D'Aguiar's fourth novel, Bethany Bettany (2003), centres on a five-year-old Guyanese girl, Bethany, whose suffering has been read by some as symbolising that of a nation (Guyana) seeking to make itself whole again. His 2014 novel Children of Paradise is a fictional reimagining of the Jonestown massacre, told from the perspective of a mother and child living at the commune.

=== Plays ===

D'Aguiar's plays include High Life, first produced at the Albany Empire in London in 1987, and A Jamaican Airman Foresees His Death, performed at the Royal Court Theatre, London, in 1991. His radio play Mr Reasonable – about a freed black slave, a skilled silk weaver, who is engaged by Shakespeare to make theatrical costumes – was broadcast on BBC Radio 4 on 10 April 2015.

==Prizes and awards==

- 1983: Minority Rights Group Award
- 1984: University of Kent T. S. Eliot Prize (for University of Kent students)
- 1985: GLC Literature Award
- 1985: Malcolm X Prize for Poetry (for Mama Dot)
- 1989: Guyana Poetry Prize (for Mama Dot and Airy Hall)
- 1993: Commission for Racial Equality Race in the Media Award (for Sweet Thames)
- 1994: David Higham Prize for Fiction (for The Longest Memory)
- 1994: Whitbread First Novel Award (for The Longest Memory)
- 1996: Guyana Prize for Literature (for Dear Future)
- 1997: Shortlisted for the James Tait Black Memorial Prize (for fiction) (for Feeding the Ghosts)
- 2009: T. S. Eliot Prize (Shortlist)
- 2019: Cholmondeley Award

==Works==
- 1985. Mama Dot.
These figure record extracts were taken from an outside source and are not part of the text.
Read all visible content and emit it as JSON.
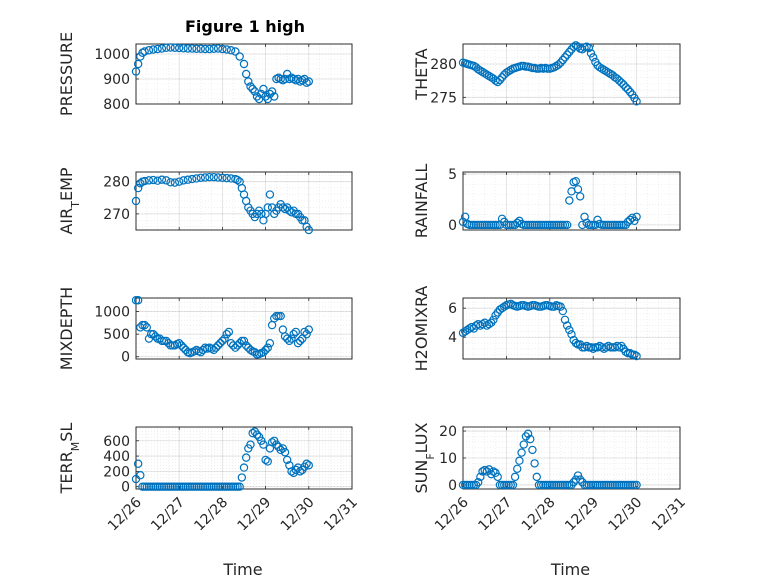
{
  "figure": {
    "title": "Figure 1 high",
    "marker_color": "#0072BD"
  },
  "x_ticks": [
    {
      "v": 0,
      "label": "12/26"
    },
    {
      "v": 1,
      "label": "12/27"
    },
    {
      "v": 2,
      "label": "12/28"
    },
    {
      "v": 3,
      "label": "12/29"
    },
    {
      "v": 4,
      "label": "12/30"
    },
    {
      "v": 5,
      "label": "12/31"
    }
  ],
  "x_axis_label": "Time",
  "chart_data": [
    {
      "type": "scatter",
      "ylabel": "PRESSURE",
      "title": "Figure 1 high",
      "xlim": [
        0,
        5
      ],
      "ylim": [
        800,
        1040
      ],
      "yticks": [
        800,
        900,
        1000
      ],
      "grid": true,
      "x": [
        0,
        0.05,
        0.1,
        0.15,
        0.2,
        0.3,
        0.4,
        0.5,
        0.6,
        0.7,
        0.8,
        0.9,
        1.0,
        1.1,
        1.2,
        1.3,
        1.4,
        1.5,
        1.6,
        1.7,
        1.8,
        1.9,
        2.0,
        2.1,
        2.2,
        2.3,
        2.4,
        2.5,
        2.55,
        2.6,
        2.65,
        2.7,
        2.75,
        2.8,
        2.85,
        2.9,
        2.95,
        3.0,
        3.05,
        3.1,
        3.15,
        3.2,
        3.25,
        3.3,
        3.35,
        3.4,
        3.45,
        3.5,
        3.55,
        3.6,
        3.65,
        3.7,
        3.75,
        3.8,
        3.85,
        3.9,
        3.95,
        4.0
      ],
      "y": [
        930,
        960,
        990,
        1005,
        1010,
        1015,
        1018,
        1020,
        1022,
        1025,
        1026,
        1025,
        1024,
        1023,
        1022,
        1022,
        1021,
        1021,
        1020,
        1020,
        1021,
        1022,
        1020,
        1018,
        1015,
        1010,
        990,
        960,
        920,
        890,
        870,
        860,
        850,
        830,
        820,
        840,
        860,
        830,
        820,
        840,
        850,
        830,
        900,
        905,
        900,
        895,
        900,
        920,
        900,
        905,
        900,
        895,
        900,
        890,
        895,
        900,
        885,
        890
      ]
    },
    {
      "type": "scatter",
      "ylabel": "THETA",
      "xlim": [
        0,
        5
      ],
      "ylim": [
        274,
        283
      ],
      "yticks": [
        275,
        280
      ],
      "grid": true,
      "x": [
        0,
        0.05,
        0.1,
        0.15,
        0.2,
        0.25,
        0.3,
        0.35,
        0.4,
        0.45,
        0.5,
        0.55,
        0.6,
        0.65,
        0.7,
        0.75,
        0.8,
        0.85,
        0.9,
        0.95,
        1.0,
        1.05,
        1.1,
        1.15,
        1.2,
        1.25,
        1.3,
        1.35,
        1.4,
        1.45,
        1.5,
        1.55,
        1.6,
        1.65,
        1.7,
        1.75,
        1.8,
        1.85,
        1.9,
        1.95,
        2.0,
        2.05,
        2.1,
        2.15,
        2.2,
        2.25,
        2.3,
        2.35,
        2.4,
        2.45,
        2.5,
        2.55,
        2.6,
        2.65,
        2.7,
        2.75,
        2.8,
        2.85,
        2.9,
        2.95,
        3.0,
        3.05,
        3.1,
        3.15,
        3.2,
        3.25,
        3.3,
        3.35,
        3.4,
        3.45,
        3.5,
        3.55,
        3.6,
        3.65,
        3.7,
        3.75,
        3.8,
        3.85,
        3.9,
        3.95,
        4.0
      ],
      "y": [
        280.2,
        280.1,
        280,
        279.9,
        279.8,
        279.7,
        279.5,
        279.2,
        279,
        278.8,
        278.6,
        278.4,
        278.2,
        278,
        277.8,
        277.5,
        277.3,
        277.6,
        278,
        278.4,
        278.7,
        278.9,
        279.1,
        279.3,
        279.4,
        279.5,
        279.6,
        279.7,
        279.7,
        279.6,
        279.6,
        279.5,
        279.4,
        279.4,
        279.3,
        279.3,
        279.4,
        279.3,
        279.4,
        279.3,
        279.3,
        279.4,
        279.5,
        279.7,
        279.9,
        280.2,
        280.6,
        281,
        281.4,
        281.8,
        282.2,
        282.6,
        282.8,
        282.6,
        282.3,
        282.2,
        282.5,
        282.6,
        282.4,
        281.6,
        281,
        280.3,
        279.8,
        279.5,
        279.3,
        279.1,
        278.9,
        278.7,
        278.5,
        278.3,
        278,
        277.8,
        277.5,
        277.2,
        276.9,
        276.5,
        276.2,
        275.8,
        275.4,
        274.9,
        274.4
      ]
    },
    {
      "type": "scatter",
      "ylabel": "AIR_TEMP",
      "xlim": [
        0,
        5
      ],
      "ylim": [
        265,
        283
      ],
      "yticks": [
        270,
        280
      ],
      "grid": true,
      "x": [
        0,
        0.05,
        0.1,
        0.15,
        0.2,
        0.3,
        0.4,
        0.5,
        0.6,
        0.7,
        0.8,
        0.9,
        1.0,
        1.1,
        1.2,
        1.3,
        1.4,
        1.5,
        1.6,
        1.7,
        1.8,
        1.9,
        2.0,
        2.1,
        2.2,
        2.3,
        2.35,
        2.4,
        2.45,
        2.5,
        2.55,
        2.6,
        2.65,
        2.7,
        2.75,
        2.8,
        2.85,
        2.9,
        2.95,
        3.0,
        3.05,
        3.1,
        3.15,
        3.2,
        3.25,
        3.3,
        3.35,
        3.4,
        3.45,
        3.5,
        3.55,
        3.6,
        3.65,
        3.7,
        3.75,
        3.8,
        3.85,
        3.9,
        3.95,
        4.0
      ],
      "y": [
        274,
        278,
        279.5,
        280,
        280.2,
        280.4,
        280.5,
        280.3,
        280.6,
        280.4,
        279.8,
        279.7,
        280,
        280.4,
        280.6,
        280.8,
        281,
        281.2,
        281.3,
        281.4,
        281.4,
        281.3,
        281.2,
        281.1,
        281,
        280.8,
        280.5,
        280,
        278,
        276,
        274,
        272,
        271,
        270,
        269,
        270,
        271,
        270,
        268,
        270,
        272,
        276,
        272,
        270,
        271,
        272,
        273,
        272,
        271.5,
        272,
        271,
        270.5,
        271,
        270,
        270,
        269,
        268,
        268,
        266,
        265
      ]
    },
    {
      "type": "scatter",
      "ylabel": "RAINFALL",
      "xlim": [
        0,
        5
      ],
      "ylim": [
        -0.5,
        5.2
      ],
      "yticks": [
        0,
        5
      ],
      "grid": true,
      "x": [
        0,
        0.05,
        0.1,
        0.15,
        0.2,
        0.25,
        0.3,
        0.35,
        0.4,
        0.45,
        0.5,
        0.55,
        0.6,
        0.65,
        0.7,
        0.75,
        0.8,
        0.85,
        0.9,
        0.95,
        1.0,
        1.05,
        1.1,
        1.15,
        1.2,
        1.25,
        1.3,
        1.35,
        1.4,
        1.45,
        1.5,
        1.55,
        1.6,
        1.65,
        1.7,
        1.75,
        1.8,
        1.85,
        1.9,
        1.95,
        2.0,
        2.05,
        2.1,
        2.15,
        2.2,
        2.25,
        2.3,
        2.35,
        2.4,
        2.45,
        2.5,
        2.55,
        2.6,
        2.65,
        2.7,
        2.75,
        2.8,
        2.85,
        2.9,
        2.95,
        3.0,
        3.05,
        3.1,
        3.15,
        3.2,
        3.25,
        3.3,
        3.35,
        3.4,
        3.45,
        3.5,
        3.55,
        3.6,
        3.65,
        3.7,
        3.75,
        3.8,
        3.85,
        3.9,
        3.95,
        4.0
      ],
      "y": [
        0.3,
        0.8,
        0.1,
        0,
        0,
        0,
        0,
        0,
        0,
        0,
        0,
        0,
        0,
        0,
        0,
        0,
        0,
        0,
        0.6,
        0.3,
        0,
        0,
        0,
        0,
        0,
        0.2,
        0.4,
        0.1,
        0,
        0,
        0,
        0,
        0,
        0,
        0,
        0,
        0,
        0,
        0,
        0,
        0,
        0,
        0,
        0,
        0,
        0,
        0,
        0,
        0,
        2.4,
        3.3,
        4.2,
        4.3,
        3.5,
        2.8,
        0,
        0.8,
        0.2,
        0,
        0,
        0,
        0,
        0.5,
        0.1,
        0,
        0,
        0,
        0,
        0,
        0,
        0,
        0,
        0,
        0,
        0,
        0,
        0.3,
        0.5,
        0.7,
        0.4,
        0.8
      ]
    },
    {
      "type": "scatter",
      "ylabel": "MIXDEPTH",
      "xlim": [
        0,
        5
      ],
      "ylim": [
        -50,
        1300
      ],
      "yticks": [
        0,
        500,
        1000
      ],
      "grid": true,
      "x": [
        0,
        0.05,
        0.1,
        0.15,
        0.2,
        0.25,
        0.3,
        0.35,
        0.4,
        0.45,
        0.5,
        0.55,
        0.6,
        0.65,
        0.7,
        0.75,
        0.8,
        0.85,
        0.9,
        0.95,
        1.0,
        1.05,
        1.1,
        1.15,
        1.2,
        1.25,
        1.3,
        1.35,
        1.4,
        1.45,
        1.5,
        1.55,
        1.6,
        1.65,
        1.7,
        1.75,
        1.8,
        1.85,
        1.9,
        1.95,
        2.0,
        2.05,
        2.1,
        2.15,
        2.2,
        2.25,
        2.3,
        2.35,
        2.4,
        2.45,
        2.5,
        2.55,
        2.6,
        2.65,
        2.7,
        2.75,
        2.8,
        2.85,
        2.9,
        2.95,
        3.0,
        3.05,
        3.1,
        3.15,
        3.2,
        3.25,
        3.3,
        3.35,
        3.4,
        3.45,
        3.5,
        3.55,
        3.6,
        3.65,
        3.7,
        3.75,
        3.8,
        3.85,
        3.9,
        3.95,
        4.0
      ],
      "y": [
        1250,
        1250,
        650,
        700,
        700,
        650,
        400,
        500,
        500,
        450,
        400,
        400,
        350,
        350,
        350,
        300,
        250,
        250,
        250,
        280,
        300,
        250,
        200,
        150,
        100,
        80,
        100,
        120,
        150,
        120,
        100,
        150,
        200,
        180,
        200,
        180,
        150,
        200,
        250,
        300,
        350,
        400,
        500,
        550,
        300,
        250,
        200,
        250,
        300,
        350,
        350,
        250,
        200,
        150,
        120,
        100,
        50,
        60,
        80,
        100,
        150,
        200,
        300,
        700,
        850,
        900,
        900,
        900,
        600,
        450,
        400,
        350,
        400,
        500,
        550,
        300,
        350,
        400,
        550,
        500,
        600
      ]
    },
    {
      "type": "scatter",
      "ylabel": "H2OMIXRA",
      "xlim": [
        0,
        5
      ],
      "ylim": [
        2.5,
        6.7
      ],
      "yticks": [
        4,
        6
      ],
      "grid": true,
      "x": [
        0,
        0.05,
        0.1,
        0.15,
        0.2,
        0.25,
        0.3,
        0.35,
        0.4,
        0.45,
        0.5,
        0.55,
        0.6,
        0.65,
        0.7,
        0.75,
        0.8,
        0.85,
        0.9,
        0.95,
        1.0,
        1.05,
        1.1,
        1.15,
        1.2,
        1.25,
        1.3,
        1.35,
        1.4,
        1.45,
        1.5,
        1.55,
        1.6,
        1.65,
        1.7,
        1.75,
        1.8,
        1.85,
        1.9,
        1.95,
        2.0,
        2.05,
        2.1,
        2.15,
        2.2,
        2.25,
        2.3,
        2.35,
        2.4,
        2.45,
        2.5,
        2.55,
        2.6,
        2.65,
        2.7,
        2.75,
        2.8,
        2.85,
        2.9,
        2.95,
        3.0,
        3.05,
        3.1,
        3.15,
        3.2,
        3.25,
        3.3,
        3.35,
        3.4,
        3.45,
        3.5,
        3.55,
        3.6,
        3.65,
        3.7,
        3.75,
        3.8,
        3.85,
        3.9,
        3.95,
        4.0
      ],
      "y": [
        4.3,
        4.4,
        4.5,
        4.6,
        4.7,
        4.6,
        4.8,
        4.9,
        4.8,
        4.9,
        5,
        4.8,
        4.9,
        5,
        5.2,
        5.5,
        5.7,
        5.9,
        6,
        6.1,
        6.2,
        6.25,
        6.3,
        6.2,
        6.15,
        6.1,
        6.15,
        6.2,
        6.2,
        6.15,
        6.1,
        6.15,
        6.2,
        6.2,
        6.15,
        6.1,
        6.1,
        6.15,
        6.2,
        6.2,
        6.15,
        6.1,
        6.1,
        6.2,
        6.15,
        6.1,
        5.8,
        5.2,
        4.8,
        4.5,
        4.2,
        3.8,
        3.6,
        3.5,
        3.5,
        3.3,
        3.3,
        3.4,
        3.3,
        3.3,
        3.2,
        3.3,
        3.3,
        3.4,
        3.3,
        3.2,
        3.3,
        3.4,
        3.3,
        3.3,
        3.3,
        3.4,
        3.3,
        3.4,
        3.2,
        3,
        2.9,
        2.9,
        2.8,
        2.8,
        2.7
      ]
    },
    {
      "type": "scatter",
      "ylabel": "TERR_MSL",
      "xlim": [
        0,
        5
      ],
      "ylim": [
        -30,
        780
      ],
      "yticks": [
        0,
        200,
        400,
        600
      ],
      "grid": true,
      "x": [
        0,
        0.05,
        0.1,
        0.15,
        0.2,
        0.25,
        0.3,
        0.35,
        0.4,
        0.45,
        0.5,
        0.55,
        0.6,
        0.65,
        0.7,
        0.75,
        0.8,
        0.85,
        0.9,
        0.95,
        1.0,
        1.05,
        1.1,
        1.15,
        1.2,
        1.25,
        1.3,
        1.35,
        1.4,
        1.45,
        1.5,
        1.55,
        1.6,
        1.65,
        1.7,
        1.75,
        1.8,
        1.85,
        1.9,
        1.95,
        2.0,
        2.05,
        2.1,
        2.15,
        2.2,
        2.25,
        2.3,
        2.35,
        2.4,
        2.45,
        2.5,
        2.55,
        2.6,
        2.65,
        2.7,
        2.75,
        2.8,
        2.85,
        2.9,
        2.95,
        3.0,
        3.05,
        3.1,
        3.15,
        3.2,
        3.25,
        3.3,
        3.35,
        3.4,
        3.45,
        3.5,
        3.55,
        3.6,
        3.65,
        3.7,
        3.75,
        3.8,
        3.85,
        3.9,
        3.95,
        4.0
      ],
      "y": [
        100,
        300,
        150,
        0,
        0,
        0,
        0,
        0,
        0,
        0,
        0,
        0,
        0,
        0,
        0,
        0,
        0,
        0,
        0,
        0,
        0,
        0,
        0,
        0,
        0,
        0,
        0,
        0,
        0,
        0,
        0,
        0,
        0,
        0,
        0,
        0,
        0,
        0,
        0,
        0,
        0,
        0,
        0,
        0,
        0,
        0,
        0,
        0,
        0,
        120,
        250,
        380,
        500,
        550,
        700,
        720,
        680,
        650,
        600,
        550,
        350,
        330,
        500,
        580,
        600,
        550,
        520,
        480,
        500,
        450,
        350,
        280,
        200,
        180,
        220,
        250,
        200,
        220,
        260,
        300,
        280
      ]
    },
    {
      "type": "scatter",
      "ylabel": "SUN_FLUX",
      "xlim": [
        0,
        5
      ],
      "ylim": [
        -1.5,
        21.5
      ],
      "yticks": [
        0,
        10,
        20
      ],
      "grid": true,
      "x": [
        0,
        0.05,
        0.1,
        0.15,
        0.2,
        0.25,
        0.3,
        0.35,
        0.4,
        0.45,
        0.5,
        0.55,
        0.6,
        0.65,
        0.7,
        0.75,
        0.8,
        0.85,
        0.9,
        0.95,
        1.0,
        1.05,
        1.1,
        1.15,
        1.2,
        1.25,
        1.3,
        1.35,
        1.4,
        1.45,
        1.5,
        1.55,
        1.6,
        1.65,
        1.7,
        1.75,
        1.8,
        1.85,
        1.9,
        1.95,
        2.0,
        2.05,
        2.1,
        2.15,
        2.2,
        2.25,
        2.3,
        2.35,
        2.4,
        2.45,
        2.5,
        2.55,
        2.6,
        2.65,
        2.7,
        2.75,
        2.8,
        2.85,
        2.9,
        2.95,
        3.0,
        3.05,
        3.1,
        3.15,
        3.2,
        3.25,
        3.3,
        3.35,
        3.4,
        3.45,
        3.5,
        3.55,
        3.6,
        3.65,
        3.7,
        3.75,
        3.8,
        3.85,
        3.9,
        3.95,
        4.0
      ],
      "y": [
        0,
        0,
        0,
        0,
        0,
        0,
        0,
        1,
        3,
        5,
        5.5,
        5,
        5.8,
        4,
        5,
        4.5,
        3,
        0,
        0,
        0,
        0,
        0,
        0,
        0,
        3,
        6,
        9,
        12,
        15,
        18,
        19,
        17,
        13,
        8,
        3,
        0,
        0,
        0,
        0,
        0,
        0,
        0,
        0,
        0,
        0,
        0,
        0,
        0,
        0,
        0,
        0,
        1,
        2,
        3.5,
        2,
        1,
        0,
        0,
        0,
        0,
        0,
        0,
        0,
        0,
        0,
        0,
        0,
        0,
        0,
        0,
        0,
        0,
        0,
        0,
        0,
        0,
        0,
        0,
        0,
        0,
        0
      ]
    }
  ]
}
London: Chatto & Windus.
- 1988. The New British Poetry 1968–88. Edited with Gillian Allnutt, Ken Edwards and Eric Mottram.
- 1989. Airy Hall. London: Chatto & Windus.
- 1993. British Subjects. London: Bloodaxe.
- 1994. The Longest Memory. London: Chatto & Windus.
- 1995. A Jamaican Airman Foresees His Death (play). London: Methuen.
- 1996. Dear Future. London: Chatto & Windus.
- 1997. Feeding the Ghosts. London: Chatto & Windus.
- 1998. Bill of Rights. London: Chatto & Windus.
- 2000. Bloodlines. London: Chatto & Windus.
- 2001. An English Sampler: New and Selected Poems.
- 2004. Bethany Bettany, 2003. London: Chatto & Windus.
- 2009. Continental Shelf. Oxford: Carcanet.
- 2014. Children of Paradise. New York: Harper (publisher)
- 2024. "In a Photograph with James Baldwin" in Encounters with James Baldwin: Celebrating 100 Years. London: Supernova Books.